I'm reading notes about spectral theory and at some point it is stated that the $\mathbb{C}$-linear span of the functions $f_{\lambda}:\mathbb{R}\to\mathbb{C}:x\mapsto (x-\lambda)^{-1}$, where $\lambda\in\mathbb{C}\setminus\mathbb{R}$, is dense in the space $C_{0}(\mathbb{R};\mathbb{C})$ of continous functions vanishing at infinity, for the supremum norm $\Vert\cdot\Vert_{\infty}$. It should be a consequence of the (locally compact version of) the Stone-Weierstrass theorem.

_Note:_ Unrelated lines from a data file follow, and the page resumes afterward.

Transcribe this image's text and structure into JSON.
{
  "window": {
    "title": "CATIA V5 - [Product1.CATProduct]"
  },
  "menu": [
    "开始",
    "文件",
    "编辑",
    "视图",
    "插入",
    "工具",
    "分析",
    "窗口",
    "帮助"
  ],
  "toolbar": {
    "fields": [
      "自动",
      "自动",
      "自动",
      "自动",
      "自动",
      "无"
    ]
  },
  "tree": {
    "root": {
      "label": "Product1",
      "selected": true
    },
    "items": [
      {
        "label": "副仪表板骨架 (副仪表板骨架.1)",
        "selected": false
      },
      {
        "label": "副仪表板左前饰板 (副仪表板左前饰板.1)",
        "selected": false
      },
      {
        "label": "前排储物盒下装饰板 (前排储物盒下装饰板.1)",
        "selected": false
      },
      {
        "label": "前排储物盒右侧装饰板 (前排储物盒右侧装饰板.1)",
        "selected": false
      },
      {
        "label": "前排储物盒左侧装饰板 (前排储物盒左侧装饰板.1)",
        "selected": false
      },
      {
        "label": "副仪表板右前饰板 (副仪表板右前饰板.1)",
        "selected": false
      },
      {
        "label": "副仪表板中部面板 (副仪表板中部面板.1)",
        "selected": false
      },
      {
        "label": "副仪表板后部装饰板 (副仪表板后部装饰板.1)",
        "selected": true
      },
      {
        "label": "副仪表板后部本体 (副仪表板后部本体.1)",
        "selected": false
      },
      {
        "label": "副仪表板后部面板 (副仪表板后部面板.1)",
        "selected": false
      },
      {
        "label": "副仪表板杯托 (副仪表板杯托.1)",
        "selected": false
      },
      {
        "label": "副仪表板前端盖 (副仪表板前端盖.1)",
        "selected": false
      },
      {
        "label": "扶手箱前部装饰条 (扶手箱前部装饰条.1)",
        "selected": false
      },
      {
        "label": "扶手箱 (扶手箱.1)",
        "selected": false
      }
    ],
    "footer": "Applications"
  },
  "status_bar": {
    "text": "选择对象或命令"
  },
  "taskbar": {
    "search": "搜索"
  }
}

I therefore write $A:=\text{span}\left(\{f_{\lambda} : \lambda\in\mathbb{C}\setminus\mathbb{R}\}\right)$, and try to prove that $A$ is a subalgebra of $C_{0}(\mathbb{R};\mathbb{C})$.
If $\lambda\neq\mu$, then by partial fraction decomposition we have $$f_{\lambda}f_{\mu}=(\lambda-\mu)^{-1}f_{\lambda} + (\mu-\lambda)^{-1}f_{\mu}\in A.$$ However, when $\lambda=\mu$, how do I decompose $x\mapsto f_{\lambda}(x)^{2}=(x-\lambda)^{-2}$ as an element of $A$ ?
It is not true that $f_\lambda^2\in A$. However, $f_\lambda^2$ is in the closure of $A$, which is good enough to conclude that the closure is a subalgebra and thus all of $C_0(\mathbb{R};\mathbb{C})$ by Stone-Weierstrass. To prove this, just note that $f_\lambda^2$ is uniformly approximated by $f_\lambda f_\mu$ as $\mu$ approaches $\lambda$.